Why is there no `cudaMallocArrayAsync`?

I am working on an OptiX based application that needs to stream geometry and textures from disk as the application is running.

To increase the performance, I am currently working on updating the OptiX rendering code to be able to upload any new assets needed for frame N+1 while frame N is still rendering. I am currently doing this by using cudaMallocAsync and cudaFreeAsync to allocate and free device memory at the right place in the stream in a non blocking way.

This works as expected, but I am running into an issue with textures. As far as I can see, there seems to be no way to allocate the backing memory needed for a cudaTextureObject_t in a non-blocking way.

I have 2 questions about this:

  • Is there some way to get a CUDA texture in an async way that I am missing? There seems to be no cudaMallocArrayAsync but is there some way to access or map memory allocated with cudaMallocAsync as a CUDA array, or something like that?
  • If this just isn’t possible, I would be curious to learn the reason why. As far as I know, memory allocated with cudaMallocArray isn’t inherently special or stored in some special way. It exists as a way to allow a CUDA kernel to access main device memory using the texture unit rather than regular memory access. Is there something I am missing here that makes CUDA Array memory impossible to allocate in an async way?

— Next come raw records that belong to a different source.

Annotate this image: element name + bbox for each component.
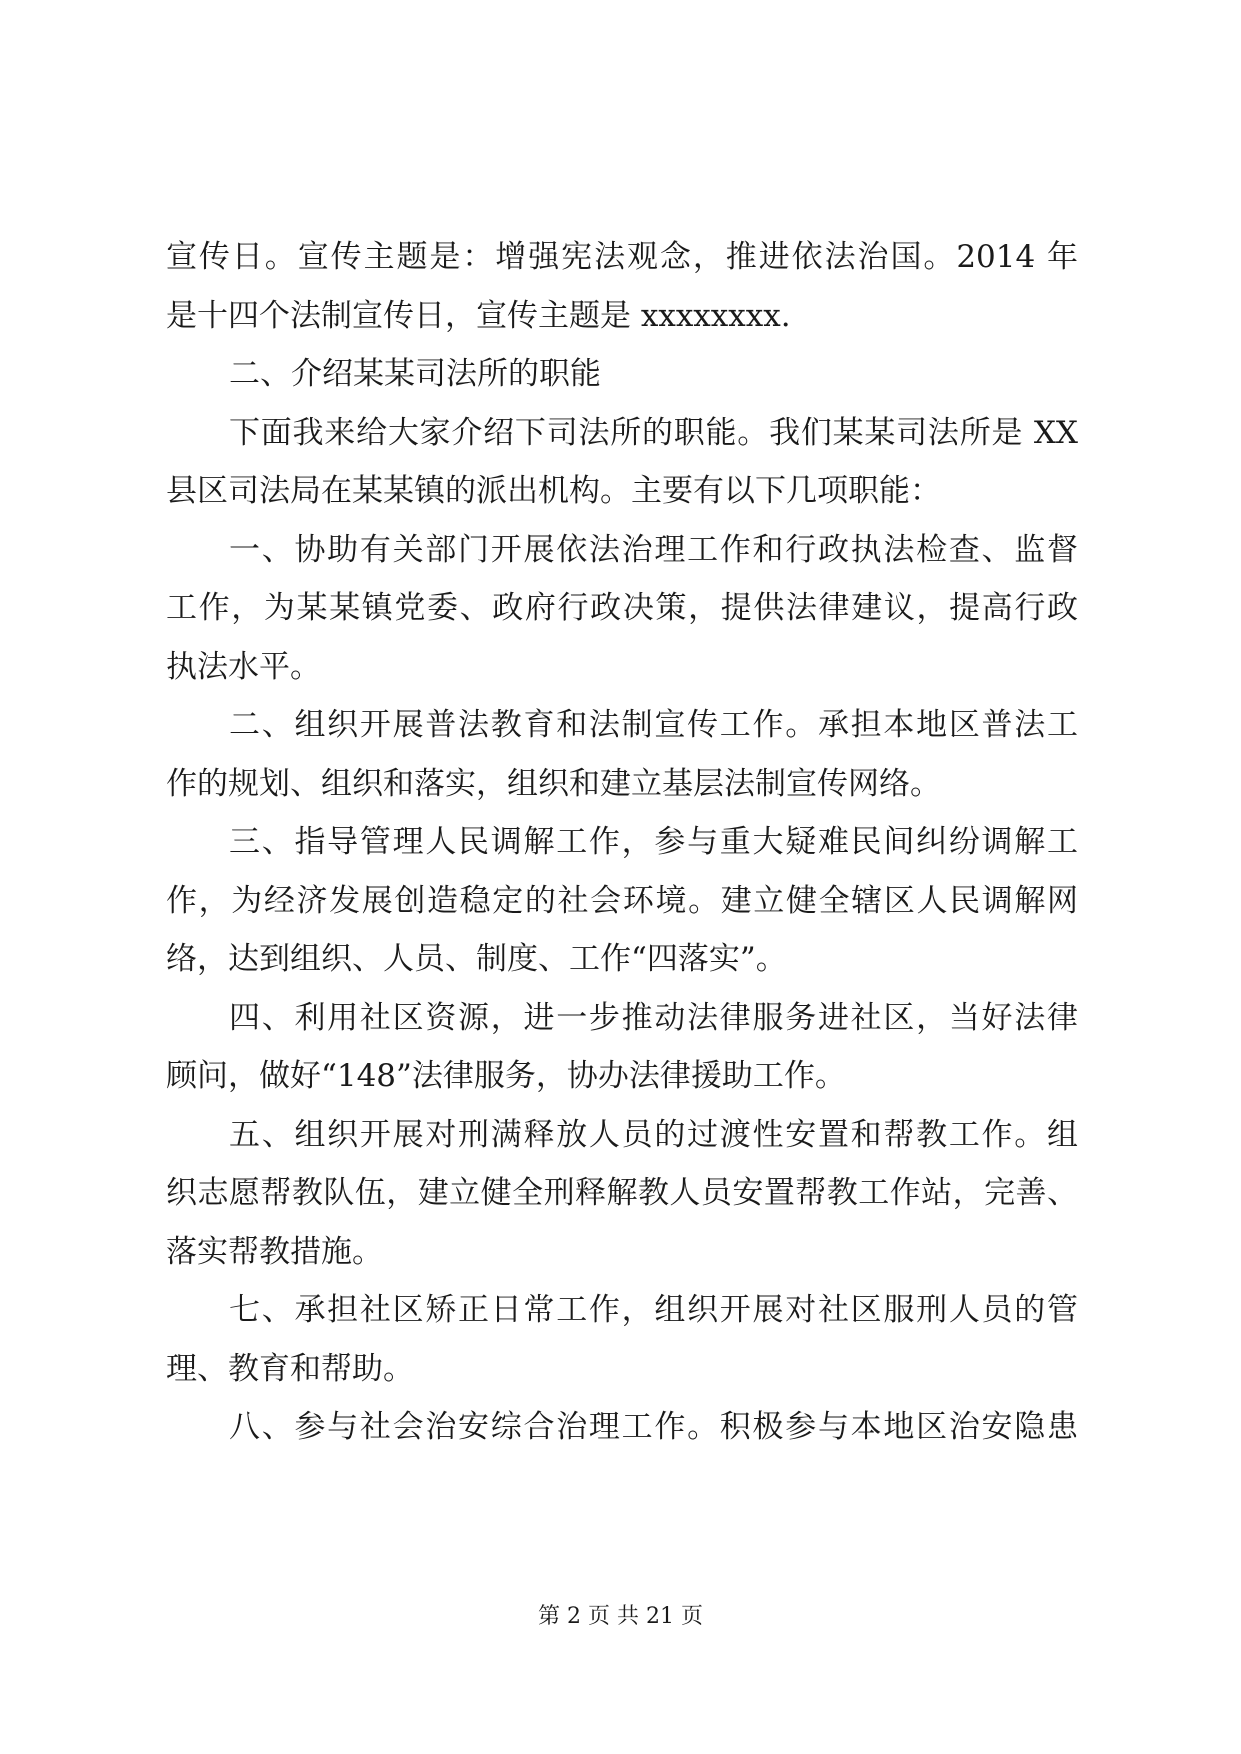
text-line: 理、教育和帮助。 bbox=[166, 1350, 414, 1387]
text-line: 是十四个法制宣传日，宣传主题是 xxxxxxxx. bbox=[166, 297, 791, 334]
text-line: 八、参与社会治安综合治理工作。积极参与本地区治安隐患 bbox=[229, 1409, 1078, 1445]
text-line: 宣传日。宣传主题是：增强宪法观念，推进依法治国。2014 年 bbox=[166, 239, 1078, 275]
text-line: 二、介绍某某司法所的职能 bbox=[229, 356, 601, 392]
text-line: 县区司法局在某某镇的派出机构。主要有以下几项职能： bbox=[166, 473, 941, 509]
page-footer: 第 2 页 共 21 页 bbox=[538, 1604, 703, 1629]
text-line: 作，为经济发展创造稳定的社会环境。建立健全辖区人民调解网 bbox=[166, 882, 1078, 919]
text-line: 下面我来给大家介绍下司法所的职能。我们某某司法所是 XX bbox=[229, 414, 1078, 451]
text-line: 一、协助有关部门开展依法治理工作和行政执法检查、监督 bbox=[229, 531, 1078, 568]
text-line: 四、利用社区资源，进一步推动法律服务进社区，当好法律 bbox=[229, 999, 1078, 1036]
text-line: 络，达到组织、人员、制度、工作“四落实”。 bbox=[166, 941, 787, 977]
text-line: 七、承担社区矫正日常工作，组织开展对社区服刑人员的管 bbox=[229, 1292, 1078, 1328]
text-line: 二、组织开展普法教育和法制宣传工作。承担本地区普法工 bbox=[229, 707, 1078, 743]
text-line: 三、指导管理人民调解工作，参与重大疑难民间纠纷调解工 bbox=[229, 824, 1078, 860]
text-line: 五、组织开展对刑满释放人员的过渡性安置和帮教工作。组 bbox=[229, 1116, 1078, 1153]
text-line: 工作，为某某镇党委、政府行政决策，提供法律建议，提高行政 bbox=[166, 590, 1078, 626]
text-line: 作的规划、组织和落实，组织和建立基层法制宣传网络。 bbox=[166, 765, 941, 802]
text-line: 顾问，做好“148”法律服务，协办法律援助工作。 bbox=[166, 1058, 846, 1094]
text-line: 执法水平。 bbox=[166, 648, 321, 685]
text-line: 落实帮教措施。 bbox=[166, 1233, 383, 1270]
document-body bbox=[166, 228, 1078, 1457]
text-line: 织志愿帮教队伍，建立健全刑释解教人员安置帮教工作站，完善、 bbox=[166, 1175, 1078, 1211]
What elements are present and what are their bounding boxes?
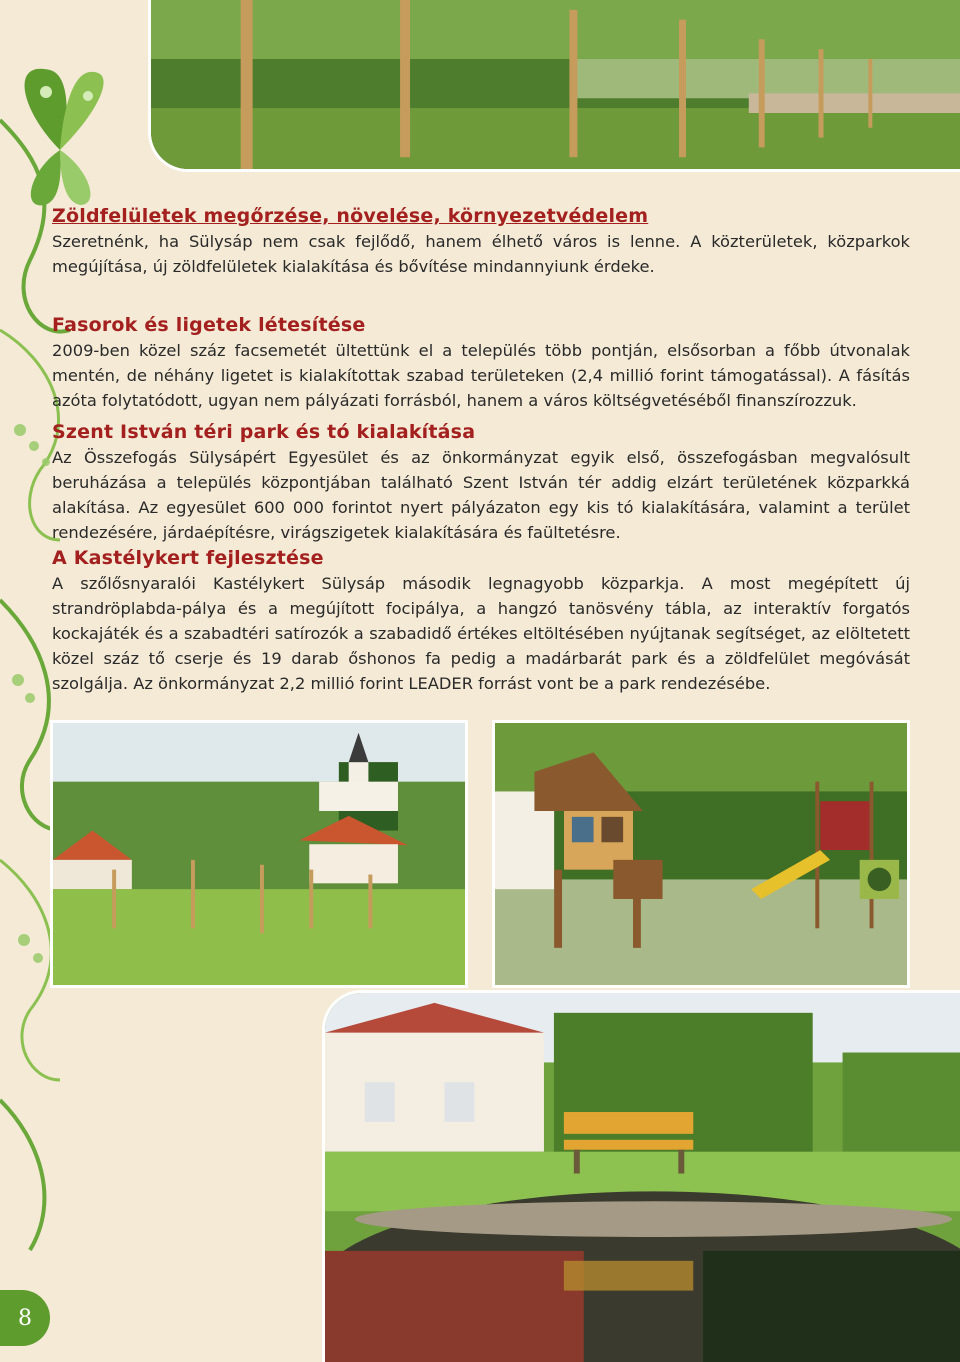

There must be something special about it. If there were not, the CUDA designers presumably would have just used cudaMalloc for underlying array allocations.

I’m not aware of any method to provide an underlying allocation for a cudaArray other than cudaMallocArray and its similar cousins.

AFAIK the reason why is not documented by NVIDIA.

If you’d like to see a change in CUDA or its documentation, one possibility is to file a bug.